Subimos y bajamos haciendo curvas por la Tramuntana. Encinas, pinos, algarrobos y viejos olivos, Paramos en el mirador de Sa Foradada para ver la línea de la costa abrupta haciendo espuma contra las rocas. Se le llama así a una península de rocas que avanza sobre el mar como un gusano, y en la cabeza tiene un agujero horadado, como si fueran ojos transparentes. A su lado descansa un velero, el agua es tan transparente que parece que levita. Muy cerca está Deià.

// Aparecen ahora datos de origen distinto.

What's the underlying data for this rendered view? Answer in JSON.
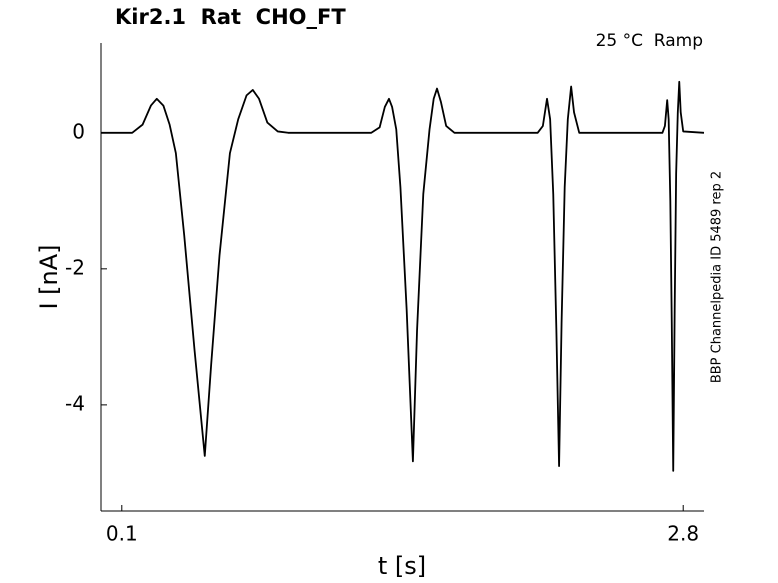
{
  "chart_data": {
    "type": "line",
    "title": "Kir2.1  Rat  CHO_FT",
    "subtitle": "25 °C  Ramp",
    "annotation": "BBP Channelpedia ID 5489 rep 2",
    "x_label": "t [s]",
    "y_label": "I [nA]",
    "color": "#000000",
    "xlim": [
      0,
      2.9
    ],
    "xticks": [
      0.1,
      2.8
    ],
    "ylim": [
      -5.56,
      1.32
    ],
    "yticks": [
      0,
      -2,
      -4
    ],
    "grid": false,
    "x": [
      0,
      0.15,
      0.2,
      0.24,
      0.268,
      0.3,
      0.33,
      0.36,
      0.4,
      0.45,
      0.499,
      0.53,
      0.57,
      0.62,
      0.66,
      0.7,
      0.73,
      0.76,
      0.8,
      0.85,
      0.9,
      1.3,
      1.34,
      1.365,
      1.385,
      1.4,
      1.42,
      1.44,
      1.47,
      1.5,
      1.52,
      1.55,
      1.58,
      1.6,
      1.616,
      1.635,
      1.66,
      1.7,
      2.1,
      2.125,
      2.145,
      2.16,
      2.175,
      2.19,
      2.203,
      2.215,
      2.23,
      2.245,
      2.261,
      2.275,
      2.3,
      2.7,
      2.712,
      2.723,
      2.73,
      2.738,
      2.745,
      2.752,
      2.759,
      2.766,
      2.774,
      2.781,
      2.788,
      2.8,
      2.9
    ],
    "values": [
      0,
      0,
      0.12,
      0.4,
      0.5,
      0.4,
      0.12,
      -0.3,
      -1.5,
      -3.2,
      -4.75,
      -3.4,
      -1.8,
      -0.3,
      0.2,
      0.55,
      0.63,
      0.5,
      0.15,
      0.02,
      0,
      0,
      0.08,
      0.38,
      0.5,
      0.38,
      0.05,
      -0.8,
      -2.6,
      -4.83,
      -2.9,
      -0.9,
      0.05,
      0.5,
      0.65,
      0.45,
      0.1,
      0,
      0,
      0.1,
      0.5,
      0.2,
      -0.9,
      -2.9,
      -4.9,
      -2.8,
      -0.8,
      0.2,
      0.68,
      0.3,
      0,
      0,
      0.1,
      0.48,
      0.2,
      -1.0,
      -2.8,
      -4.97,
      -2.6,
      -0.6,
      0.3,
      0.75,
      0.3,
      0.02,
      0
    ]
  }
}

Casas color tierra cubiertas de teja árabe entreveradas con vegetación, donde destaca la verticalidad de palmeras y cipreses. Las fachadas de piedra y barro reservan en blanco los marcos de puertas y ventanas. Las más bonitas son aquellas gastadas por el uso y que no huelen a vacaciones ni a turista. A veces junto a una pequeña huerta y un porche cubierto de palmas. Arriba del todo, está la iglesia y el cementerio. Un cementerio pequeñito con pequeñas losas con nombres extranjeros como el pintor Mark K. Heine o el poeta Robert Graves.
Resulta agradable callejear, pero sobre todo recorrer la casa del poeta como intrusos solitarios cotilleando su cocina, la cama donde reposaba, la mesa sobre la que escribía, pero, sobre todo, todos esos pequeños objetos con los que se rodeaba: cuadernos, lapiceros, cuadros en las paredes, una pequeña escultura etrusca, la lupa, las gafas, la taza de café, los libros, las palancanas del fregadero, las botellas de whisky y de sifón. El huerto y los olivos.
Acabamos comiendo ricos calamares y ensalada en la terraza de una trattoría con una camarera simpática.